Church history has proven again and again that true revival is ignited from the ground up, and never the top down. "Can anything good come from Nazareth?"
Ed Stetzer and his co-authors Elmer Towns and Warren Bird made our offices famous in the first chapter of their book 11 Innovations in the Local Church. It reads:
“[CMA’s] massive operation without (much of) a parking lot has a grand total of 1.5 employees but trains 2,000 people in 12 states and around the world. Not bad for a guy with a nasty hole in his couch.” [pp. 26-27].
We’ve seen God do a whole lot more since that time. CMA has trained
close to 45,000 people to plant organic churches. There are organic church plants in all 50 states and probably as many nations of the world. There is more than one Organic Church Planter’s Greenhouse (our current training mechanism) happening every week somewhere in the world with over 100 experienced church planters trained to present the material. We’ve innovated, piloted and developed new wineskins for church planting, disciple-making, leadership development and multiplication movements from that same nasty couch. We still only have one full-time employee and two part-timers. Some of our castaway resources that we helped to develop here and now sit on our famous “shelf of shame” are still highly sought after by others, such as the profile assessment system for church planter assessment.

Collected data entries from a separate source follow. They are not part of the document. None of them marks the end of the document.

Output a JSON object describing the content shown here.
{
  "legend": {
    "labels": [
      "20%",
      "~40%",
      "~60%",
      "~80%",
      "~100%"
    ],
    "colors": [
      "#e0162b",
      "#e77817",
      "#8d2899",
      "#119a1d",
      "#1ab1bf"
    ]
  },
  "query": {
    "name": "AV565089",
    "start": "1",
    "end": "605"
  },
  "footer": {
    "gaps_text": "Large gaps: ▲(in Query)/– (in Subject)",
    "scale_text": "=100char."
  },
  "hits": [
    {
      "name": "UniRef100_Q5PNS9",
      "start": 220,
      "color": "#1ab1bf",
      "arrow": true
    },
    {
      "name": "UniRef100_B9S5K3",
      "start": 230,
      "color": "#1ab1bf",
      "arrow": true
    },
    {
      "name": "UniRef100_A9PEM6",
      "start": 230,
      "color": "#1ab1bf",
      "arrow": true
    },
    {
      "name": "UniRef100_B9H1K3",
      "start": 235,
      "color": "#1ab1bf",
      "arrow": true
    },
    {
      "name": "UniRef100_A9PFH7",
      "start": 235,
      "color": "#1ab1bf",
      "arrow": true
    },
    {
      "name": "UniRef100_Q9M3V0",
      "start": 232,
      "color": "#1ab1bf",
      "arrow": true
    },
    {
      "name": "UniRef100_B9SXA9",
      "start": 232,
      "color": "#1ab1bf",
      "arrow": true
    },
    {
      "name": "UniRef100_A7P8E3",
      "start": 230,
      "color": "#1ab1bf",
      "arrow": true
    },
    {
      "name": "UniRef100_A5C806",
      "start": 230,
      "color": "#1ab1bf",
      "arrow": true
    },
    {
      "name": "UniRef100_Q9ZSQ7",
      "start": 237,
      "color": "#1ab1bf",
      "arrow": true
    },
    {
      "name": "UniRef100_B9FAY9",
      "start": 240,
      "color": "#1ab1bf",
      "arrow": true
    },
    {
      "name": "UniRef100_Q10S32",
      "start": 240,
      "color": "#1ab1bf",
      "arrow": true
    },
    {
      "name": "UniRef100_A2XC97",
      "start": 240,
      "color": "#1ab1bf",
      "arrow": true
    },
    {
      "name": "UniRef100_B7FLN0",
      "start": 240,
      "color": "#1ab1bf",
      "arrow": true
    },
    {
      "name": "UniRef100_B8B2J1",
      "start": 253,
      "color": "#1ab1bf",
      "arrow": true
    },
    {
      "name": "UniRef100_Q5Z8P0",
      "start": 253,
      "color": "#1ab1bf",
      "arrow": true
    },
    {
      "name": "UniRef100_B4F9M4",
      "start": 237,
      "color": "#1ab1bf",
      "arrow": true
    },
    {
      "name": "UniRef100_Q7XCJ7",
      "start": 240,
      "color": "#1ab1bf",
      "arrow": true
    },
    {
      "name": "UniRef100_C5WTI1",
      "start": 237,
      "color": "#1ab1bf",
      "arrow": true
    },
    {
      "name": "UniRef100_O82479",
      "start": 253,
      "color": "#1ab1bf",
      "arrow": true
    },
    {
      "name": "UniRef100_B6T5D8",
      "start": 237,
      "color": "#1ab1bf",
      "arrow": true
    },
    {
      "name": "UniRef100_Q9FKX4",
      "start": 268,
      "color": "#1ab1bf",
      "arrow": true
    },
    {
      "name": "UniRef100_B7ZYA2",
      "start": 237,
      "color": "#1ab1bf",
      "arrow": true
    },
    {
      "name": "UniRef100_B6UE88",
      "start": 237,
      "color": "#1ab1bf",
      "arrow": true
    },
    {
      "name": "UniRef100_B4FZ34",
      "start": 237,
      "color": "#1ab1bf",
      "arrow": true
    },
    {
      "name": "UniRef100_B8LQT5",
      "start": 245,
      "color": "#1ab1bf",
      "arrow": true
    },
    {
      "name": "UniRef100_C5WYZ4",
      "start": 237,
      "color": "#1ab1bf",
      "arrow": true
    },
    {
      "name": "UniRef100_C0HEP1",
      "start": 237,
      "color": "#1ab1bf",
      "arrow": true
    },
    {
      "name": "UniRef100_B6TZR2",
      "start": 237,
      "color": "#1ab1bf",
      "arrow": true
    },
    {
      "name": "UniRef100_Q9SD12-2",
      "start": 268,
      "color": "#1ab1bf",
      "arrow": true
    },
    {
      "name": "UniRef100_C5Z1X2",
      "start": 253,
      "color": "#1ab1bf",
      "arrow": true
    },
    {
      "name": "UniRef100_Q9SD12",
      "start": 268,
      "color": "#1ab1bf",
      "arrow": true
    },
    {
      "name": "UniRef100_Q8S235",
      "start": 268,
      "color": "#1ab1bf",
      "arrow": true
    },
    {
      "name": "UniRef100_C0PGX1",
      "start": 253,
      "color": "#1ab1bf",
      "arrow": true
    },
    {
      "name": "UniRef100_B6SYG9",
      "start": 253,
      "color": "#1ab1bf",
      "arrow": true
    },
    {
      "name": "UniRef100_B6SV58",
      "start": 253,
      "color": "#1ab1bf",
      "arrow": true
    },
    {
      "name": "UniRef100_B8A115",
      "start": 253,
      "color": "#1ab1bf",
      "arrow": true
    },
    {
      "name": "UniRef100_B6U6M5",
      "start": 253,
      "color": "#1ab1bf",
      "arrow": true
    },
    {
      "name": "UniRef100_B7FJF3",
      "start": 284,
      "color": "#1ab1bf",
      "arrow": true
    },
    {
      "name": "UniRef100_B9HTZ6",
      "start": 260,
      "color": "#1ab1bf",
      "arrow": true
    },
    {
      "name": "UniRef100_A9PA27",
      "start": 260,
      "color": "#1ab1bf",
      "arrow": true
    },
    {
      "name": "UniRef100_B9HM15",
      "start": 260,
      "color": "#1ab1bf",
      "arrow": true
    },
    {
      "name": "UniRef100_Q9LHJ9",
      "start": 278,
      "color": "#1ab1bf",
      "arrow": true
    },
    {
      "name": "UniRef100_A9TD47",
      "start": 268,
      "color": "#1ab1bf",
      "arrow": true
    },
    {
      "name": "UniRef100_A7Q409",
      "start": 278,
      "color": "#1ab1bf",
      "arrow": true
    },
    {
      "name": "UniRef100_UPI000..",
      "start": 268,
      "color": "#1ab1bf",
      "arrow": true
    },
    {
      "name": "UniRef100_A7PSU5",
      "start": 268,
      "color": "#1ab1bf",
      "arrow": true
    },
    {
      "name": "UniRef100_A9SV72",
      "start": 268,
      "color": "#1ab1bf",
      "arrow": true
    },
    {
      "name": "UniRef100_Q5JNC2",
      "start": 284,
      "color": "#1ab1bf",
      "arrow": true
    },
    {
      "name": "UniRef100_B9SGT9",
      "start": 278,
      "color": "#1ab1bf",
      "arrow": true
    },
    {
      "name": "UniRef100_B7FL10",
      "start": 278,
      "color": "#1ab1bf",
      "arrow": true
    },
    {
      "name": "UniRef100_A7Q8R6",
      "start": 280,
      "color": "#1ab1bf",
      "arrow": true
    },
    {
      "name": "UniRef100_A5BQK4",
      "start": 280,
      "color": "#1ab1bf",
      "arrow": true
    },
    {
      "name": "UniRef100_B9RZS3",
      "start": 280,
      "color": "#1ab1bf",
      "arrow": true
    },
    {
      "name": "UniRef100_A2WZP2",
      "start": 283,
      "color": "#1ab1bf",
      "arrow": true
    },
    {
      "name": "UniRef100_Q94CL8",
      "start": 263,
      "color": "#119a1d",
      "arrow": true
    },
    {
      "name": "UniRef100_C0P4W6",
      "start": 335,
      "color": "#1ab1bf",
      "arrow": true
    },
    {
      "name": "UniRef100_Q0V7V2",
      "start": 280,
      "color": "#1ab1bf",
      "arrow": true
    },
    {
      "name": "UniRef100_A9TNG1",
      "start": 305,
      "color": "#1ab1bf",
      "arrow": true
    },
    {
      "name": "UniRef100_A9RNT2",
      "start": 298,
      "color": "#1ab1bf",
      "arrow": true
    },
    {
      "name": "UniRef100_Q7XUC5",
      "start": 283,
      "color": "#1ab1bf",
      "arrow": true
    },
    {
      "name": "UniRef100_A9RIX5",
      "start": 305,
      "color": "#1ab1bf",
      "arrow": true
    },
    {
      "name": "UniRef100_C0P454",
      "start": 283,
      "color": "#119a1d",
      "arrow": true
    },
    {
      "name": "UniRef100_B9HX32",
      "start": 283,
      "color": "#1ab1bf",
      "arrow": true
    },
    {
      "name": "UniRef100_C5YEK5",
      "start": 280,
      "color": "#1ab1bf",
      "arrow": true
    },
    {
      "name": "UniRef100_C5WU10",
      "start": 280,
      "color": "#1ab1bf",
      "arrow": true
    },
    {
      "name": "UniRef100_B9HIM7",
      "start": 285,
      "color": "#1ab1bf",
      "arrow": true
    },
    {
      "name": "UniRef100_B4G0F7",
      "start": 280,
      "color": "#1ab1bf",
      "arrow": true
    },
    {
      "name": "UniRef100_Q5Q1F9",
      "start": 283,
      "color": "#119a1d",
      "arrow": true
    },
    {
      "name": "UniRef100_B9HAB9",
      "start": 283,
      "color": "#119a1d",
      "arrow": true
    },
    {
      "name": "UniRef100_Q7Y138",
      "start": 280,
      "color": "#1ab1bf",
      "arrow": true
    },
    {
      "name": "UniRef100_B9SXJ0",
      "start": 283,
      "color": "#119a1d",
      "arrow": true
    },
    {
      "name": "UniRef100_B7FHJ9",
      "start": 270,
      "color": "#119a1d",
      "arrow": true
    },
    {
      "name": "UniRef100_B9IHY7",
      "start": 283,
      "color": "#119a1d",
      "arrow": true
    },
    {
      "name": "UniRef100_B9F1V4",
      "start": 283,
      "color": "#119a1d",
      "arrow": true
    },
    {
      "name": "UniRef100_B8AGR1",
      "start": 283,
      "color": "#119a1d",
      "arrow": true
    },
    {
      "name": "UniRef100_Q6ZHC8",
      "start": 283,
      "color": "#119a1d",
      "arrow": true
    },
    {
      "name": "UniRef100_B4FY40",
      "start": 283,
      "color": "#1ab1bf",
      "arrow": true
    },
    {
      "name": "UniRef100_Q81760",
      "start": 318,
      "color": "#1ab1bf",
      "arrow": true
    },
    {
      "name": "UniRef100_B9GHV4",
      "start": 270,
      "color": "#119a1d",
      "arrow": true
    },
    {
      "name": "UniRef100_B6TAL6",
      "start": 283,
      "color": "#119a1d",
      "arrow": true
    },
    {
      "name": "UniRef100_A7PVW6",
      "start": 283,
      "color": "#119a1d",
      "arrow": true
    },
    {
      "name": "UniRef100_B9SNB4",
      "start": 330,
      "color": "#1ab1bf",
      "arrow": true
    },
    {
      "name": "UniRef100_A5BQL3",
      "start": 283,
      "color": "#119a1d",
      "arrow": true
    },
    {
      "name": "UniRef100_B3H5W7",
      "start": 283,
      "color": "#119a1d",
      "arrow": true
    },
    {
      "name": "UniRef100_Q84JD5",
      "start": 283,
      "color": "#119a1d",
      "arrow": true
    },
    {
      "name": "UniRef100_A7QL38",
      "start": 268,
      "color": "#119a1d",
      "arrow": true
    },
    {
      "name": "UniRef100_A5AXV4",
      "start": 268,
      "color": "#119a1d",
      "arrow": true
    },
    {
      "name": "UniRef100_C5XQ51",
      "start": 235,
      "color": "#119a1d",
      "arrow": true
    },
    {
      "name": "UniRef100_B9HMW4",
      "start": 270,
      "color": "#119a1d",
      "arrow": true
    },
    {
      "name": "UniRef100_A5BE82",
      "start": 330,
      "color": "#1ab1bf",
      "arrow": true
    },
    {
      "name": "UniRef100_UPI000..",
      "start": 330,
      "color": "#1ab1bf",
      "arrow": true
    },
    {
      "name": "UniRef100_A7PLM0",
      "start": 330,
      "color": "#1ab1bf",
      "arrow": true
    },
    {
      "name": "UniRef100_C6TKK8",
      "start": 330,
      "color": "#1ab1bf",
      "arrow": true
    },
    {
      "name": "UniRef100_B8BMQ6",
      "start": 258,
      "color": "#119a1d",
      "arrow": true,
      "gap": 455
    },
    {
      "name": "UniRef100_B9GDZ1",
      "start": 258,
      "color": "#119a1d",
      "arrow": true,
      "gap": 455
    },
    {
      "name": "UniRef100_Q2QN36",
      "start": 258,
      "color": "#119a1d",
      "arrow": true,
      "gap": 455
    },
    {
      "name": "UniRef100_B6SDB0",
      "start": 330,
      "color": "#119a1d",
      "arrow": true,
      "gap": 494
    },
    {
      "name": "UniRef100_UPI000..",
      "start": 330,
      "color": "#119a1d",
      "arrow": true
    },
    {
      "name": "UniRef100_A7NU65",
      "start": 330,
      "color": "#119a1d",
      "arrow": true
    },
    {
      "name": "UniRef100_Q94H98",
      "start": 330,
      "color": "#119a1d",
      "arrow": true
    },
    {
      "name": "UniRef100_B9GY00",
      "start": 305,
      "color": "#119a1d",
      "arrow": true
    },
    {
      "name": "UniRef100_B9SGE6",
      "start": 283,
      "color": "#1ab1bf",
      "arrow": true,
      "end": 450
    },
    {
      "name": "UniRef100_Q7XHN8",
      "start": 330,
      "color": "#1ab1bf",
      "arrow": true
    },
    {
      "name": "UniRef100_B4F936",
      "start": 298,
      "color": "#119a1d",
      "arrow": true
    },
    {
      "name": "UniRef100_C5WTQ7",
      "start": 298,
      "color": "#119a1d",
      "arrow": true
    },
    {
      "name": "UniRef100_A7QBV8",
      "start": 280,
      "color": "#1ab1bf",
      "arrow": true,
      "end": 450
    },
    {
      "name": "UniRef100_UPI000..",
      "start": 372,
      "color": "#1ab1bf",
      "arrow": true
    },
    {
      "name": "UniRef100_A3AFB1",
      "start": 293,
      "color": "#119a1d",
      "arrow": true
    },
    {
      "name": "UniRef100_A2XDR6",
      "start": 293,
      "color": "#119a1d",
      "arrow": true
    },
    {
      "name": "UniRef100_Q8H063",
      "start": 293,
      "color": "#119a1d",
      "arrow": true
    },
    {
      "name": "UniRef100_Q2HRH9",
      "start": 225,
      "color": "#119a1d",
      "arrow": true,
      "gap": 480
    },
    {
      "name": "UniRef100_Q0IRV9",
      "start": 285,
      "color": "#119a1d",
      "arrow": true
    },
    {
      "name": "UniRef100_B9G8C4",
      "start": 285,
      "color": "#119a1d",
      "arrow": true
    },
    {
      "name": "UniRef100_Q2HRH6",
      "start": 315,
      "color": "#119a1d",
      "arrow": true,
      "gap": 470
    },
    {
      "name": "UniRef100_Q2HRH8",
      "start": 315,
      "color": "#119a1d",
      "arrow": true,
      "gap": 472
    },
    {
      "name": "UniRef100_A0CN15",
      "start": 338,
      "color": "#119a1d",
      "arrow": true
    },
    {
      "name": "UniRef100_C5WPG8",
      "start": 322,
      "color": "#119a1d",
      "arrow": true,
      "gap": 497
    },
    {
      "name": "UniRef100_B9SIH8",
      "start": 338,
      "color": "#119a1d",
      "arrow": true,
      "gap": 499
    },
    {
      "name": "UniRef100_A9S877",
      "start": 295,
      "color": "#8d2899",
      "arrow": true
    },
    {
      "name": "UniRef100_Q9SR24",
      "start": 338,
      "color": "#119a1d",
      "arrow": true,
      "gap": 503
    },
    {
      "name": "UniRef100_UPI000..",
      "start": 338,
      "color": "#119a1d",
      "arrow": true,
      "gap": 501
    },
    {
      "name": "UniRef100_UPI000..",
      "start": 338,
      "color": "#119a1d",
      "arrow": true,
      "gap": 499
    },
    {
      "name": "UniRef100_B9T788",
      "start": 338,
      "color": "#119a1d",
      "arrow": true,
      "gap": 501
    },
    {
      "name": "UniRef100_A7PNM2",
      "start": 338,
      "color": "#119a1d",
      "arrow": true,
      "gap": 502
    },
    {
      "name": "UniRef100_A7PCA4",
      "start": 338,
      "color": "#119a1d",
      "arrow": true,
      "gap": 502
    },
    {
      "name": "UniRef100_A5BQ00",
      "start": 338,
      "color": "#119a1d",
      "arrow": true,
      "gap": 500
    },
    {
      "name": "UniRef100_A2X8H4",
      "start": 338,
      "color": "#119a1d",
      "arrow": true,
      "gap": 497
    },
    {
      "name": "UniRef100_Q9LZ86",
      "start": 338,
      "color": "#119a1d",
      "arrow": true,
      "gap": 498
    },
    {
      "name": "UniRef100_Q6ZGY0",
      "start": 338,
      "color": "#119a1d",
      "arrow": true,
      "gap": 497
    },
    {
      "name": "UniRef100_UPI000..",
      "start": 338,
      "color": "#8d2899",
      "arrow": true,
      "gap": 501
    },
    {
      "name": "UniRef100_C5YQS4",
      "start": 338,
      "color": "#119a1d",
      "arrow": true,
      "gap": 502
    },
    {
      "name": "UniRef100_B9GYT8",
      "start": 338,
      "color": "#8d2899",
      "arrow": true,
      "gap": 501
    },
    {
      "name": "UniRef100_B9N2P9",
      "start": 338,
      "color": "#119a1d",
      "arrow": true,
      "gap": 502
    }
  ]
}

After 13 years of fruitful world impact from the humble, oft overlooked offices found at the corner of 21st and Cherry in Signal Hill CA, CMA and all the associated local ministries birthed in and around it, are vacating this familiar location. Due to the economy and leading of our Lord we are letting go of this birthplace. Following our own values of being decentralized we will function more virtually and virally.
CMAResources will continue. From most people’s perspective little or nothing will change. We simply will have a new address (still in Signal Hill). Our stock will ship from different locations but who will really notice that? It is our associate ministries that utilize this space that will really be more affected than CMAResources, and we are most sorry for that.
We leave with gratitude for what God accomplished with a handful of highly motivated people eager to be a part of something new and global in significance.
For any interested, we will have a “Bon Voyage” party for any who have been part of the work that came out of this place on Saturday evening September 17, 2011 starting at 6 PM. If you’ve been part of Awakening Chapels, CMA, Eternal Grace, Crossroads, Kingdom Causes (LB/Regional), MCTV, LoveHOP, Student Initiatives, Icthus, Passion Church, Campus Church Network, Student Church Ministries, the Light Christian Fellowship, TruthQuest or any of the other church planting networks and/or associated ministries that flowed from this place, you are invited to this event. We will have a barbeque in the parking lot and praise in the big room (I know, it's not that big). Bring your own meat and come with stories to tell and songs of praise to sing. All are welcome.
We leave with gratitude for what has been, anticipation for what will be, and a sense of sadness for leaving a very familiar place full of warm memories...and holy couches.